1. Speaking of Safari, I actually ended up restoring compact tabs since I prefer them over the old design. My only qualm with Safari during the beta was the adaptive toolbar color but that’s gone now.

  2. As a heavy Safari and Notes user, Tab Groups and Quick Notes in Monterey have been a great boon for my productivity. And for all the Twitter drama the Safari 15 redesign generated, it’s been a solid release for me so far.

  3. This weekend I hesitantly started migrating my 11k LOC server-side Swift project to use async/await, and I’ve been having a blast. I still have ways to go, but the code is easier to read and reason about, which conveniently highlights areas that can be refactored out to streamline the codebase even further.

  4. I really want to keep liking Gatsby.js, but the distasteful npm ecosystem, the forced client-side JavaScript, and my complete lack of use for client-side hydration—the process of turning static pages into interactive ones using JS—have been standing in the way as of late.

  5. This easter break I built my first command line utility in Swift using the Argument Parser library. My main motivation was to automate some of the tasks I have been doing manually in one of my unannounced projects. The result is a kickass CLI with all the bells and whistles such as help, auto-completion, etc.

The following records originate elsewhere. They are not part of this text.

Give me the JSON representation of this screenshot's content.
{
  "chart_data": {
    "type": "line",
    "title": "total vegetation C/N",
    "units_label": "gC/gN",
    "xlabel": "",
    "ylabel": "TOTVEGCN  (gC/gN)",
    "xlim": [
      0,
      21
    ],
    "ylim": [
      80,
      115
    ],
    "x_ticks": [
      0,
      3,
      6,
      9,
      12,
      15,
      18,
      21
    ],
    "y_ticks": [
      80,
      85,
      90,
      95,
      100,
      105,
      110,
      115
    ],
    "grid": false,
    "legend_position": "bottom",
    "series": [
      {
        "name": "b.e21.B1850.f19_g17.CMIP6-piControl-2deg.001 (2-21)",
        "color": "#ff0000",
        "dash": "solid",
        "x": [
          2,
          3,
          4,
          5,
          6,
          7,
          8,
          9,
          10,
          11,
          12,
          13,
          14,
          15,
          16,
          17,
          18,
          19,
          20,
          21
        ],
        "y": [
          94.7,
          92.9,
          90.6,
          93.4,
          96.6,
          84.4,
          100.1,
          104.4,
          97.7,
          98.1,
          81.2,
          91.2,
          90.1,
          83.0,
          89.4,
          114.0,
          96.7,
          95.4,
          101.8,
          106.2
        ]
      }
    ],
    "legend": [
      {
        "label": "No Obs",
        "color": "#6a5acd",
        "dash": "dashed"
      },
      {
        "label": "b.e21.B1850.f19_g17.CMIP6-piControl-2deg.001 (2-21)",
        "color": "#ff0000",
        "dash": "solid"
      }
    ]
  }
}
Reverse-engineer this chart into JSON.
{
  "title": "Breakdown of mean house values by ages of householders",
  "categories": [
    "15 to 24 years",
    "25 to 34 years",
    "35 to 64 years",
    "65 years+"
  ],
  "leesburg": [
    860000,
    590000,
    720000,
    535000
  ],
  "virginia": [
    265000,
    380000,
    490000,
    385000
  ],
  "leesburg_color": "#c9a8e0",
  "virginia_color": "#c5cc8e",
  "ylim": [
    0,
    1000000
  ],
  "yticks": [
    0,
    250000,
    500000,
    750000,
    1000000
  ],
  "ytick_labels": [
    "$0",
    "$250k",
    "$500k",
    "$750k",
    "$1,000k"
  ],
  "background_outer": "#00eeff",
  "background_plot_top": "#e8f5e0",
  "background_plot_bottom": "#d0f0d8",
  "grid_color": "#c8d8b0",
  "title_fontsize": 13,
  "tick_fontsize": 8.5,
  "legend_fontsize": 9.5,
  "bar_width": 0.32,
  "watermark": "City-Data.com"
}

Shoutout to Nate Cook over at Apple for this awesome library!

  6. 風任せ

    風任せ(かぜまかせ) (kaze-makase)

    • Literal meaning: leaving it to the wind.
    • Figurative meaning: being worry-free, going with the flow, leaving things to the course of events.
    • Example: (ふね)()任せ(まかせ)()(かぜ)任せ(まかせ)
  7. Open-source maintainers: README files should not replace proper reference documentation.

  8. I noticed that I consistently, and mistakenly, name the first closure parameter in Swift functions with multiple trailing closures. My two cents on SE-297 now that the dust has settled: ignoring this specific feedback point was not a programmer-centric decision.

  9. “No one gives a shit what programming language you use.” A harsh but forthright rant by George Stocker.

    There’s nothing wrong with preferring one language over another, as long as it is not the only deciding factor. I was tempted to use Swift for building static sites, but I decided against that because JavaScript and its ecosystem, warts and all, is still better suited for Web development.

  10. I love the indie Web concept of POSSE, but it’s not universally practical given how the platform and the format actively shape the content. Many of my micro-posts fit poorly in the context of Twitter/Mastodon, which prompted me to come up with creative hacky workarounds to remedy that—entirely defeating the purpose of POSSE. Going forward, all content posted here will be syndicated to a dedicated account, @WideGamutFeed, leaving me the freedom to retweet or quote tweet using the main account for additional context or commentary.

  11. With the Gatsby 3.0 migration complete, I took some time to try out Gatsby Cloud. The onboarding was smooth and the build times were almost twice as fast as what I saw on Netlify for the same build. I moved this site there already and will follow up with the others in the coming weeks.

  12. Sylvain Kerkour writes about the high churn rate in the Rust language:

    Unfortunately, there is one thing that makes me anxious about its future: the 6-week development cycles. It’s, I believe, one of the causes of an unhealthy problem: feature bloat. It’s also the cause, in my opinion, of another problem: the immaturity of the ecosystem.

    I share some of these feelings with regards to Swift. On the flip side, seeing a language grow and evolve right before your eyes can be a unique educational experience. I genuinely can’t wait for the concurrency work to land and make all my code obsolete overnight.

  13. Good to see both Rust and Kotlin move to a foundation-based governance model. I’m not holding my breath for Swift, but I think it’s an important step towards making it a truly general purpose language.

  14. Open-sourcing Kroma

    Today I open-sourced Kroma, a collection of color helpers for SwiftUI. While it’s not feature-complete, it might be already useful in a handful of situations, such as determining if a given color is perceived as light or dark. This will likely end up being split into 2 packages down the line as I add more framework-agnostic color manipulation and conversion helpers. In the meantime, give it a try and let me know what you think!

  15. Santa came late this year, but he at least made it just in time for my birthday!

    PlayStation 5

  16. In preparation of the beta launch of one of my yet-to-be-announced projects, I have spent some time devising a plan for server-side caching using Redis. This led me to read about some common caching strategies such as cache-aside and write-through (link). I was never fluent in backend development jargon, but it’s never late to fix that!

  17. In software, there is room for specialists, generalists, and everything in between. Enough with gatekeeping already.